Not always – while some relationships can be clearly classified as abusive and toxic, others can fall into a category of far more subtle behaviours that can do more damage than good. In fact, research has shown that toxic relationships can worsen anxiety and stress disorders, while positive relationships can improve them[1].

The signs of a toxic relationship can include:

  • Feeling under-supported, under-valued or demeaned

  • You give more than you’re getting

  • A gradual erosion of self-esteem

  • Feeling consistently disrespected or like your needs are not being met

  • You’re not your best self when you’re with that person, or they bring out the worst in you

  • Having to walk on eggshells to maintain peace and stability

  • Spending a lot of your own emotional strength trying to cheer them up

  • Being blamed for everything or having things turned around to be suddenly your fault (also known as gas-lighting)

There can be numerous scenarios in which these behaviours manifest. The most severe cases are intentional and deliberately designed to control and subjugate. This is especially true if an individual is a narcissist who manipulates others in order to make themselves feel superior.
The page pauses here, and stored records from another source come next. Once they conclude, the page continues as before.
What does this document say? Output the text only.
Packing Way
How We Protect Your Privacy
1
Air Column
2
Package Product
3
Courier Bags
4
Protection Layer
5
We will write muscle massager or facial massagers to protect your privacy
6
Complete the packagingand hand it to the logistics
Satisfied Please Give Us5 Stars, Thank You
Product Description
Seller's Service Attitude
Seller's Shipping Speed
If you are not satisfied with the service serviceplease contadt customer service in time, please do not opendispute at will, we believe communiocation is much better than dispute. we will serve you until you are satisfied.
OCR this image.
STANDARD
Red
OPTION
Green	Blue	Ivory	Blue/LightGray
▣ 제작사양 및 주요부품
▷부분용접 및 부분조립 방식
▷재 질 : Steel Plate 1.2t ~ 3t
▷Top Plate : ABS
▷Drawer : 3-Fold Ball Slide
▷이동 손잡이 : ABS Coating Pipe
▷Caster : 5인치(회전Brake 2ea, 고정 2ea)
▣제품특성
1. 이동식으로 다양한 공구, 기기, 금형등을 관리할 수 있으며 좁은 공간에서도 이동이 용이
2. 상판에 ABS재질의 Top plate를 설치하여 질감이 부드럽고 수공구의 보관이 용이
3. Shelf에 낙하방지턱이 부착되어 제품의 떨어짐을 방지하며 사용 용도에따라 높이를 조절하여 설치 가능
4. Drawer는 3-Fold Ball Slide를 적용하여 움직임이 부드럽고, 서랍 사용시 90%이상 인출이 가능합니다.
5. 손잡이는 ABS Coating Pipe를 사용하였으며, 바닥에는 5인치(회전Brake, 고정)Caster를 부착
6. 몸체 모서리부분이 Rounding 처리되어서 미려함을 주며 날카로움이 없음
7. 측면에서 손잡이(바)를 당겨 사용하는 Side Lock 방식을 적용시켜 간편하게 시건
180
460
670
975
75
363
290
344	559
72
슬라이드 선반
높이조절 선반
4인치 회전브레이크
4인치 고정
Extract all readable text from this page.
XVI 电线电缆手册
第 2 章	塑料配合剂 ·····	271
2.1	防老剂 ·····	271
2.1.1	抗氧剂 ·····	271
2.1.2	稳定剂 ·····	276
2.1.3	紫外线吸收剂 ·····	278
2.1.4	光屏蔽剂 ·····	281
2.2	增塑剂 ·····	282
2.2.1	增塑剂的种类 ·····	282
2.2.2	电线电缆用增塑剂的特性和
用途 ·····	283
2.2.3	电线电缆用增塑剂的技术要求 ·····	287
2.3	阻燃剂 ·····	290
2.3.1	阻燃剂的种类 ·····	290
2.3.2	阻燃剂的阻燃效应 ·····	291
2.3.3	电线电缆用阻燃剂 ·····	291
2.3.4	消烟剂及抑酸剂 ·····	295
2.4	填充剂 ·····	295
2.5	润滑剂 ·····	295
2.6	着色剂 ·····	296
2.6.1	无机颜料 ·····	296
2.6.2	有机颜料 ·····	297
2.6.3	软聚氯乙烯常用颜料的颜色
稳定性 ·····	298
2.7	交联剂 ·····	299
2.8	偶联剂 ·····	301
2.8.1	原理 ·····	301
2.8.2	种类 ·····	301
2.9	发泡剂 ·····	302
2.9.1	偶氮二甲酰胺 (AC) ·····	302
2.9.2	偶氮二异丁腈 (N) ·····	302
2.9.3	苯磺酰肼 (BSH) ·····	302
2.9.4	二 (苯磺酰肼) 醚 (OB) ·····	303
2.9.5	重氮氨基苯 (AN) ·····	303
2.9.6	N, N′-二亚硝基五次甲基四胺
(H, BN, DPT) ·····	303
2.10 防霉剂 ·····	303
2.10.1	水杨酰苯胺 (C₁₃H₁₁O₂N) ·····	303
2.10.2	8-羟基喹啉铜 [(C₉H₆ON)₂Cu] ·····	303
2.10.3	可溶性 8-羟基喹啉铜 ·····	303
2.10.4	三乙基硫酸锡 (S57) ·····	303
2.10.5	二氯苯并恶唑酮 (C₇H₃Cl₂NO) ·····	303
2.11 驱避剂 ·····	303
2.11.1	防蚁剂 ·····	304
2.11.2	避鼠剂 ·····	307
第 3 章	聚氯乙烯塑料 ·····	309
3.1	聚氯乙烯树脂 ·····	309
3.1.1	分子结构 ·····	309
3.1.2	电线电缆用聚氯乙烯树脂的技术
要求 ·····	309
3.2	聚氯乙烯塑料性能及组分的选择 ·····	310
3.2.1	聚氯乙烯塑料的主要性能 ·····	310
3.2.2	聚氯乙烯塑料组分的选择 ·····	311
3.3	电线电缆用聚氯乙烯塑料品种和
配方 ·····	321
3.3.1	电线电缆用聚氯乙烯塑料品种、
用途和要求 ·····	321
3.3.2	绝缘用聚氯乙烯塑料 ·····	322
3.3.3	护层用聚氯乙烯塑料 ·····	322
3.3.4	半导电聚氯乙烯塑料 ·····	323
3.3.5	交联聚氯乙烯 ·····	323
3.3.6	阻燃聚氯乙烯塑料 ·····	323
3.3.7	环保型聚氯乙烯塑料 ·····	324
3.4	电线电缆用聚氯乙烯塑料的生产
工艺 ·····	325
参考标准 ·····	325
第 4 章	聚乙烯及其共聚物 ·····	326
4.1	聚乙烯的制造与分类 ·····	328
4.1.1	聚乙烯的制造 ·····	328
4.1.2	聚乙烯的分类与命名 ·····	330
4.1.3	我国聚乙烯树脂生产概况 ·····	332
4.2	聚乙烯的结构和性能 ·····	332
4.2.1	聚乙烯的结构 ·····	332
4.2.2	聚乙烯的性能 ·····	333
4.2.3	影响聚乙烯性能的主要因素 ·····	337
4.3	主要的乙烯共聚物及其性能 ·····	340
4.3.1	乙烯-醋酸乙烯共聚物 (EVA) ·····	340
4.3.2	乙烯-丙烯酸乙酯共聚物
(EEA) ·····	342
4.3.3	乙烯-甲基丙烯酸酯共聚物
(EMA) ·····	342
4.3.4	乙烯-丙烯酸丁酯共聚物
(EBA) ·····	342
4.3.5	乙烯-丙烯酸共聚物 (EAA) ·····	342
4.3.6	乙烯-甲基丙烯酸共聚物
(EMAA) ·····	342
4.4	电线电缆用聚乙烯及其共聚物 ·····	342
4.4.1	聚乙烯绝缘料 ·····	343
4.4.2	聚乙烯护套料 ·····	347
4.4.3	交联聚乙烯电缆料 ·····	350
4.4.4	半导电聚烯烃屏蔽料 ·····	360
But it could be that the relationship is mostly kind, warm and encouraging, but there are one or two issues that bring out toxic behaviours that can be addressed and resolved. Or perhaps one person lacks self-awareness and doesn’t realise that their behaviour is having a negative effect on others.

Only an individual can decide whether the good outweighs the bad, but if there are relationships with people in your life that grind you down, make you feel low, erode self-esteem and generally have a negative influence, then it might be time to consider ways to minimise the impact you allow that person to have.

If you want to work on improving the relationship to change the dynamic, clear and assertive communication is key, along with setting healthier boundaries that allow the relationship to flourish.

Sometimes, however, the best solution is to reduce the amount of time you spend with that person, whether that’s a gradual fade-out, or an abrupt end. If the effects of the toxic relationship are severe, or there is no easy way to remove yourself, therapy can be a possible solution. It won’t change the behaviour of the other individual (unless they also see a therapist), but it can help you learn coping techniques to emotionally protect yourself.

If you think you might need help with a relationship in your life, the best thing to do is reach out. You can talk to other people in your life with whom you have a positive relationship, or seek advice and support from groups and organisations, some of which are listed below. Your GP, health visitor or midwife can also provide assistance.

People with healthy, positive and supportive relationships are more likely to be happier and healthier. Do your best to decrease the time spent with people who bring you down, and maximise the time with those who nourish and lift you to a place where the best of you shines through. After all, you can’t change the people around you, but you can change the people you choose to be around.